Clean energy from tornadoes? PayPal co-founder Peter Thiel funds prototype

The experimental technology generates electricity from a 'vortex' fueled by the excess heat at power plants.

I've heard of some pretty novel ideas for generating low-carbon power, but this one ranks up near the top.

A Canadian inventor is working on the prototype for a system called the Atmospheric Vortex Engine (AVE), which uses man-made tornadoes to generate energy.

And his company, AVEtec Energy Corp., just received a $300,000 grant from Paypal co-founder and early Facebook backer Peter Thiel to help test the idea. 

Here's how the system works, according to AVEtec's Web site:

"An atmospheric vortex engine (AVE) uses a controlled vortex to capture mechanical energy produced when heat is carried upward by convection in the atmosphere.

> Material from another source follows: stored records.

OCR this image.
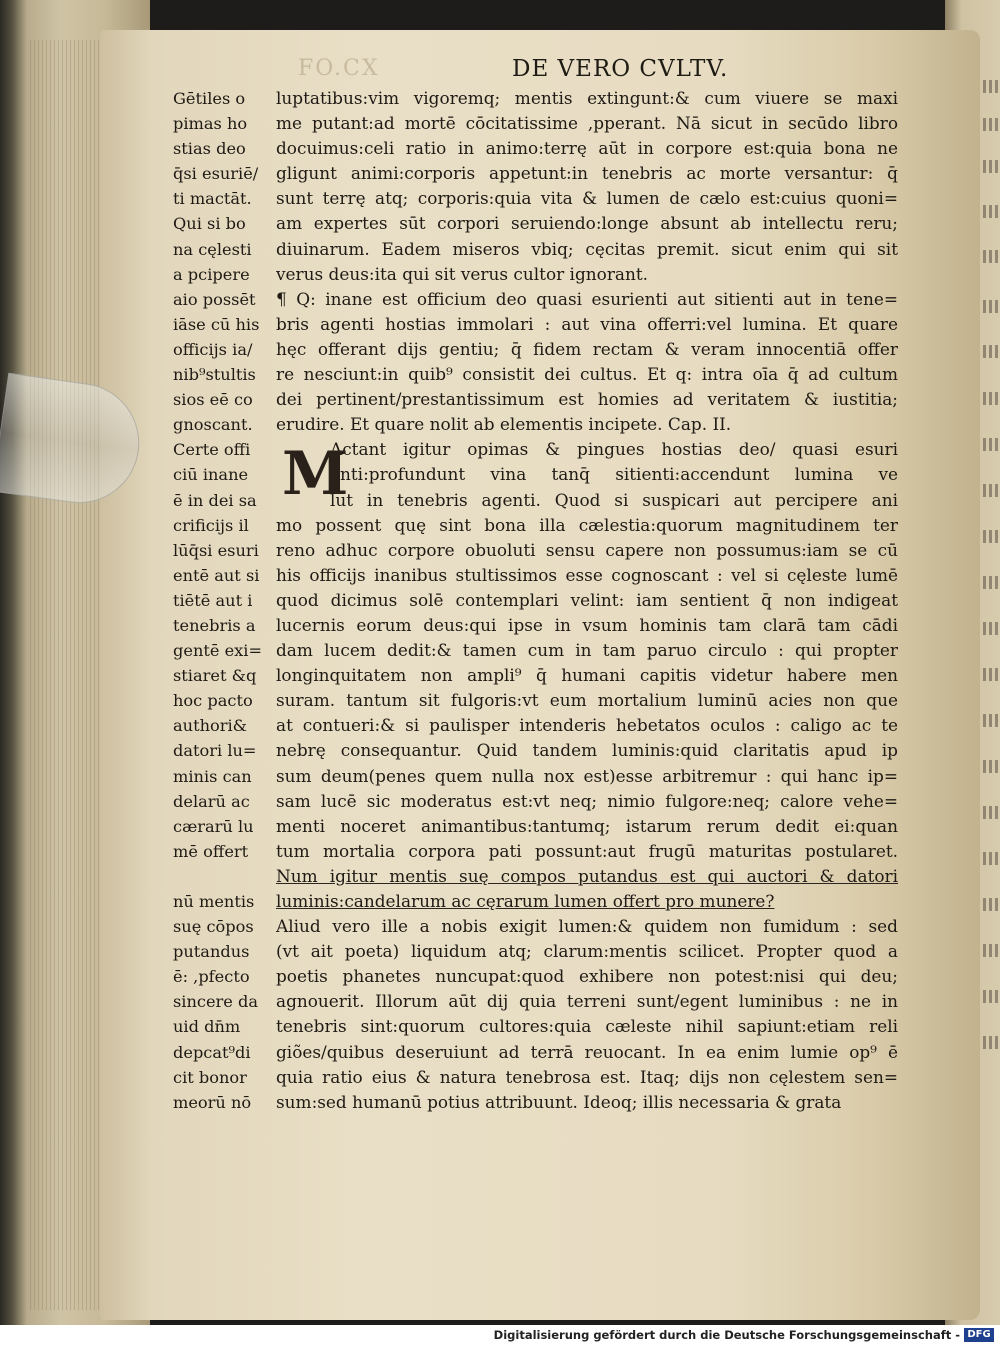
FO.CX	DE VERO CVLTV.
Gētiles o
pimas ho
stias deo
q̄si esuriē/
ti mactāt.
Qui si bo
na cęlesti
a pcipere
aio possēt
iāse cū his
officijs ia/
nib⁹stultis
sios eē co
gnoscant.
Certe offi
ciū inane
ē in dei sa
crificijs il
lūq̄si esuri
entē aut si
tiētē aut i
tenebris a
gentē exi=
stiaret &q
hoc pacto
authori&
datori lu=
minis can
delarū ac
cærarū lu
mē offert

nū mentis
suę cōpos
putandus
ē: ,pfecto
sincere da
uid dn̄m
depcat⁹di
cit bonor
meorū nō
luptatibus:vim vigoremq; mentis extingunt:& cum viuere se maxi
me putant:ad mortē cōcitatissime ,pperant. Nā sicut in secūdo libro
docuimus:celi ratio in animo:terrę aūt in corpore est:quia bona ne
gligunt animi:corporis appetunt:in tenebris ac morte versantur: q̄
sunt terrę atq; corporis:quia vita & lumen de cælo est:cuius quoni=
am expertes sūt corpori seruiendo:longe absunt ab intellectu reru;
diuinarum. Eadem miseros vbiq; cęcitas premit. sicut enim qui sit
verus deus:ita qui sit verus cultor ignorant.
¶ Q: inane est officium deo quasi esurienti aut sitienti aut in tene=
bris agenti hostias immolari : aut vina offerri:vel lumina. Et quare
hęc offerant dijs gentiu; q̄ fidem rectam & veram innocentiā offer
re nesciunt:in quib⁹ consistit dei cultus. Et q: intra oīa q̄ ad cultum
dei pertinent/prestantissimum est homies ad veritatem & iustitia;
erudire. Et quare nolit ab elementis incipete. Cap. II.
Actant igitur opimas & pingues hostias deo/ quasi esuri
enti:profundunt vina tanq̄ sitienti:accendunt lumina ve
lut in tenebris agenti. Quod si suspicari aut percipere ani
mo possent quę sint bona illa cælestia:quorum magnitudinem ter
reno adhuc corpore obuoluti sensu capere non possumus:iam se cū
his officijs inanibus stultissimos esse cognoscant : vel si cęleste lumē
quod dicimus solē contemplari velint: iam sentient q̄ non indigeat
lucernis eorum deus:qui ipse in vsum hominis tam clarā tam cādi
dam lucem dedit:& tamen cum in tam paruo circulo : qui propter
longinquitatem non ampli⁹ q̄ humani capitis videtur habere men
suram. tantum sit fulgoris:vt eum mortalium luminū acies non que
at contueri:& si paulisper intenderis hebetatos oculos : caligo ac te
nebrę consequantur. Quid tandem luminis:quid claritatis apud ip
sum deum(penes quem nulla nox est)esse arbitremur : qui hanc ip=
sam lucē sic moderatus est:vt neq; nimio fulgore:neq; calore vehe=
menti noceret animantibus:tantumq; istarum rerum dedit ei:quan
tum mortalia corpora pati possunt:aut frugū maturitas postularet.
Num igitur mentis suę compos putandus est qui auctori & datori
luminis:candelarum ac cęrarum lumen offert pro munere?
Aliud vero ille a nobis exigit lumen:& quidem non fumidum : sed
(vt ait poeta) liquidum atq; clarum:mentis scilicet. Propter quod a
poetis phanetes nuncupat:quod exhibere non potest:nisi qui deu;
agnouerit. Illorum aūt dij quia terreni sunt/egent luminibus : ne in
tenebris sint:quorum cultores:quia cæleste nihil sapiunt:etiam reli
giões/quibus deseruiunt ad terrā reuocant. In ea enim lumie op⁹ ē
quia ratio eius & natura tenebrosa est. Itaq; dijs non cęlestem sen=
sum:sed humanū potius attribuunt. Ideoq; illis necessaria & grata
M
Digitalisierung gefördert durch die Deutsche Forschungsgemeinschaft - DFG
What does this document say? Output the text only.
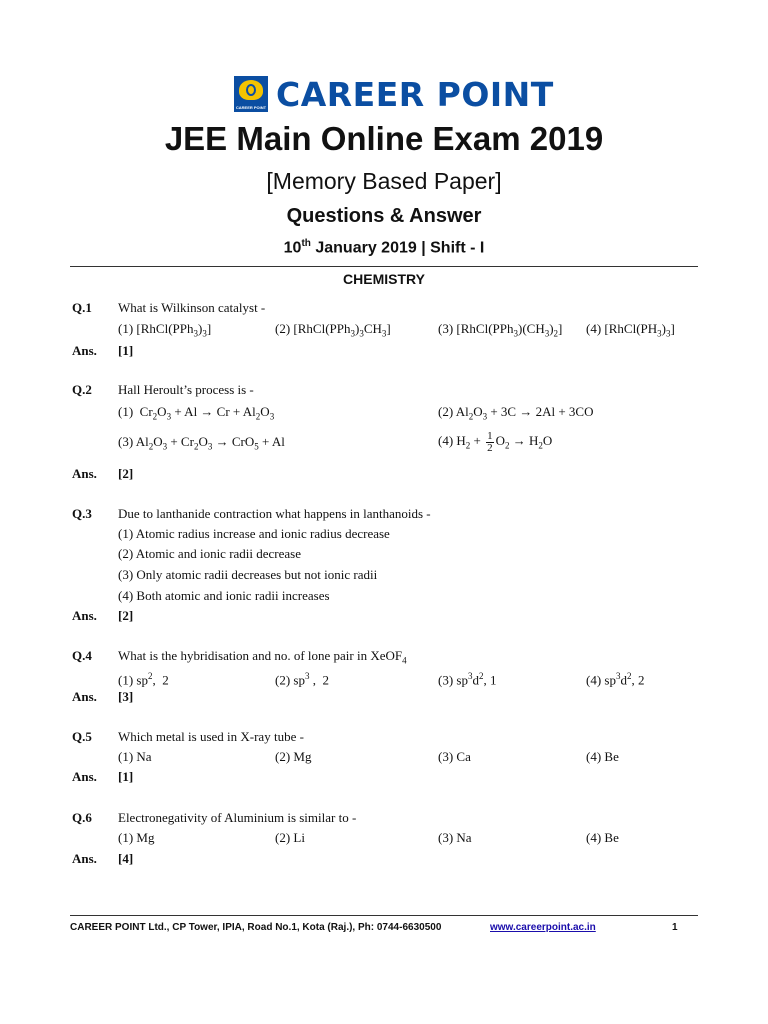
CAREER POINT CAREER POINT
JEE Main Online Exam 2019
[Memory Based Paper]
Questions & Answer
10th January 2019 | Shift - I
CHEMISTRY
Q.1 What is Wilkinson catalyst -
(1) $[RhCl(PPh_3)_3]$	(2) $[RhCl(PPh_3)_3CH_3]$	(3) $[RhCl(PPh_3)(CH_3)_2]$ (4) $[RhCl(PH_3)_3]$
Ans. [1]
Q.2 Hall Heroult’s process is -
(1)  $Cr_2O_3 + Al \to Cr + Al_2O_3$	(2) $Al_2O_3 + 3C \to 2Al + 3CO$
(3) $Al_2O_3 + Cr_2O_3 \to CrO_5 + Al$	(4) $H_2 + \frac{1}{2} O_2 \to H_2O$
Ans. [2]
Q.3 Due to lanthanide contraction what happens in lanthanoids -
(1) Atomic radius increase and ionic radius decrease
(2) Atomic and ionic radii decrease
(3) Only atomic radii decreases but not ionic radii
(4) Both atomic and ionic radii increases
Ans. [2]
Q.4 What is the hybridisation and no. of lone pair in XeOF$_4$
(1) $sp^2$,  2	(2) $sp^3$ ,  2	(3) $sp^3d^2$, 1	(4) $sp^3d^2$, 2
Ans. [3]
Q.5 Which metal is used in X-ray tube -
(1) Na	(2) Mg	(3) Ca	(4) Be
Ans. [1]
Q.6 Electronegativity of Aluminium is similar to -
(1) Mg	(2) Li	(3) Na	(4) Be
Ans. [4]
CAREER POINT Ltd., CP Tower, IPIA, Road No.1, Kota (Raj.), Ph: 0744-6630500	www.careerpoint.ac.in	1
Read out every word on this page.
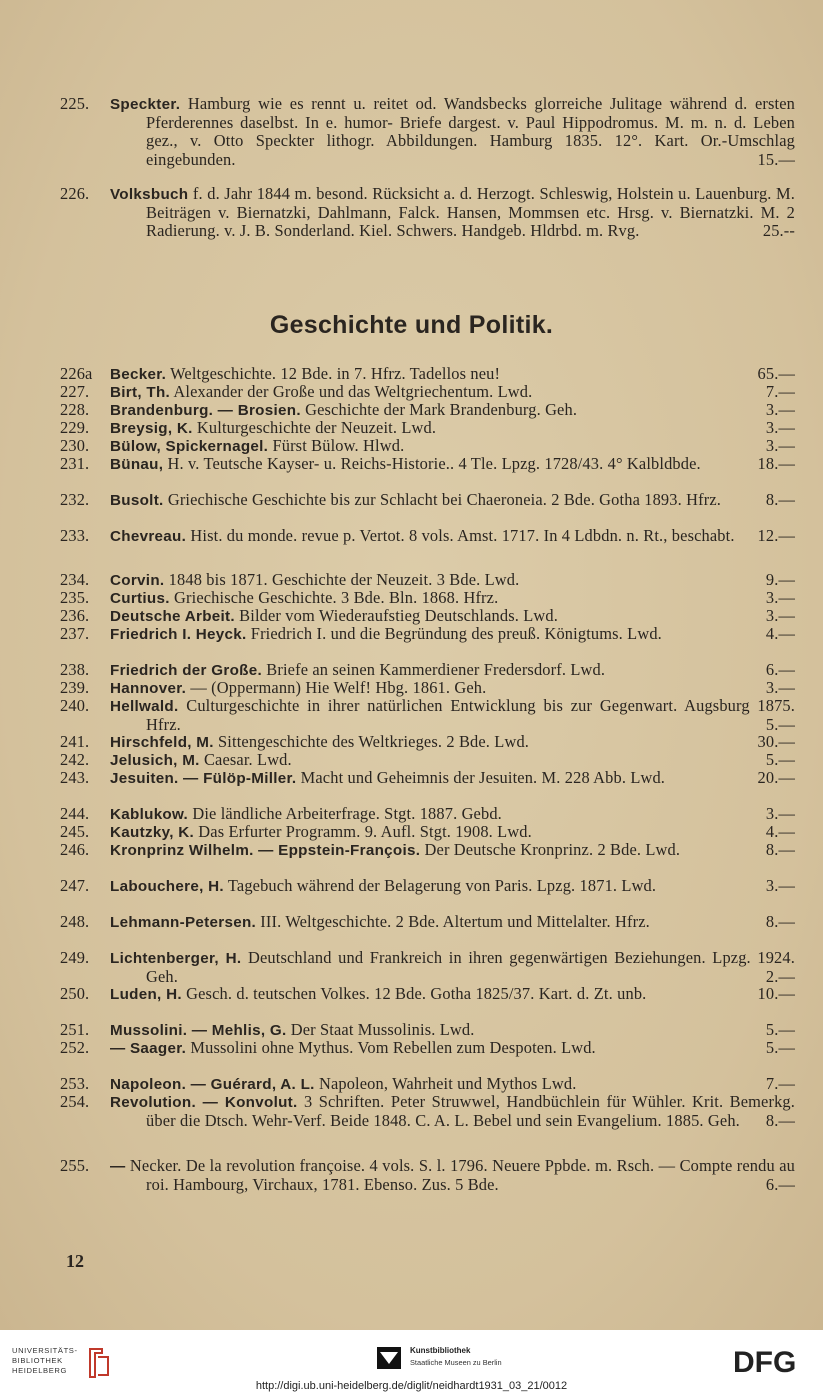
225.	Speckter. Hamburg wie es rennt u. reitet od. Wandsbecks glorreiche Julitage während d. ersten Pferderennes daselbst. In e. humor- Briefe dargest. v. Paul Hippodromus. M. m. n. d. Leben gez., v. Otto Speckter lithogr. Abbildungen. Hamburg 1835. 12°. Kart. Or.-Umschlag eingebunden.	15.—
226.	Volksbuch f. d. Jahr 1844 m. besond. Rücksicht a. d. Herzogt. Schleswig, Holstein u. Lauenburg. M. Beiträgen v. Biernatzki, Dahlmann, Falck. Hansen, Mommsen etc. Hrsg. v. Biernatzki. M. 2 Radierung. v. J. B. Sonderland. Kiel. Schwers. Handgeb. Hldrbd. m. Rvg.	25.--
226a	Becker. Weltgeschichte. 12 Bde. in 7. Hfrz. Tadellos neu!	65.—
227.	Birt, Th. Alexander der Große und das Weltgriechentum. Lwd.	7.—
228.	Brandenburg. — Brosien. Geschichte der Mark Brandenburg. Geh.	3.—
229.	Breysig, K. Kulturgeschichte der Neuzeit. Lwd.	3.—
230.	Bülow, Spickernagel. Fürst Bülow. Hlwd.	3.—
231.	Bünau, H. v. Teutsche Kayser- u. Reichs-Historie.. 4 Tle. Lpzg. 1728/43. 4° Kalbldbde.	18.—
232.	Busolt. Griechische Geschichte bis zur Schlacht bei Chaeroneia. 2 Bde. Gotha 1893. Hfrz.	8.—
233.	Chevreau. Hist. du monde. revue p. Vertot. 8 vols. Amst. 1717. In 4 Ldbdn. n. Rt., beschabt. 12.—
234.	Corvin. 1848 bis 1871. Geschichte der Neuzeit. 3 Bde. Lwd.	9.—
235.	Curtius. Griechische Geschichte. 3 Bde. Bln. 1868. Hfrz.	3.—
236.	Deutsche Arbeit. Bilder vom Wiederaufstieg Deutschlands. Lwd.	3.—
237.	Friedrich I. Heyck. Friedrich I. und die Begründung des preuß. Königtums. Lwd.	4.—
238.	Friedrich der Große. Briefe an seinen Kammerdiener Fredersdorf. Lwd.	6.—
239.	Hannover. — (Oppermann) Hie Welf! Hbg. 1861. Geh.	3.—
240.	Hellwald. Culturgeschichte in ihrer natürlichen Entwicklung bis zur Gegenwart. Augsburg 1875. Hfrz.	5.—
241.	Hirschfeld, M. Sittengeschichte des Weltkrieges. 2 Bde. Lwd.	30.—
242.	Jelusich, M. Caesar. Lwd.	5.—
243.	Jesuiten. — Fülöp-Miller. Macht und Geheimnis der Jesuiten. M. 228 Abb. Lwd.	20.—
244.	Kablukow. Die ländliche Arbeiterfrage. Stgt. 1887. Gebd.	3.—
245.	Kautzky, K. Das Erfurter Programm. 9. Aufl. Stgt. 1908. Lwd.	4.—
246.	Kronprinz Wilhelm. — Eppstein-François. Der Deutsche Kronprinz. 2 Bde. Lwd.	8.—
247.	Labouchere, H. Tagebuch während der Belagerung von Paris. Lpzg. 1871. Lwd.	3.—
248.	Lehmann-Petersen. III. Weltgeschichte. 2 Bde. Altertum und Mittelalter. Hfrz.	8.—
249.	Lichtenberger, H. Deutschland und Frankreich in ihren gegenwärtigen Beziehungen. Lpzg. 1924. Geh.	2.—
250.	Luden, H. Gesch. d. teutschen Volkes. 12 Bde. Gotha 1825/37. Kart. d. Zt. unb.	10.—
251.	Mussolini. — Mehlis, G. Der Staat Mussolinis. Lwd.	5.—
252.	— Saager. Mussolini ohne Mythus. Vom Rebellen zum Despoten. Lwd.	5.—
253.	Napoleon. — Guérard, A. L. Napoleon, Wahrheit und Mythos Lwd.	7.—
254.	Revolution. — Konvolut. 3 Schriften. Peter Struwwel, Handbüchlein für Wühler. Krit. Bemerkg. über die Dtsch. Wehr-Verf. Beide 1848. C. A. L. Bebel und sein Evangelium. 1885. Geh. 8.—
255.	— Necker. De la revolution françoise. 4 vols. S. l. 1796. Neuere Ppbde. m. Rsch. — Compte rendu au roi. Hambourg, Virchaux, 1781. Ebenso. Zus. 5 Bde.	6.—
Geschichte und Politik.
12
UNIVERSITÄTS-
BIBLIOTHEK
HEIDELBERG
Kunstbibliothek
Staatliche Museen zu Berlin	DFG
http://digi.ub.uni-heidelberg.de/diglit/neidhardt1931_03_21/0012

A tornado-like vortex is produced by admitting warm or humid air tangentially into a circular arena. Tangential entries cause the warm moist air to spin as it rises forming an anchored convective vortex. The work of convection is captured with turbines located at ground level around the periphery of the arena. The heat source can be solar energy, warm water or waste heat."

Whicy is to say that the vortex acts like a low-cost virtual chimney, one that is controlled and anchored to its heat source. A prototype is pictured below.



An AVE system could be used to drive turbines, generating power. The prototype due out in summer 2013 will be 40 meters high with a diameter of 30 centimeters, which will be used to drive a 1-meter diameter turbine. The dream is to help power plants generate additional capacity at a cost of less than cents per kilowatt-hour.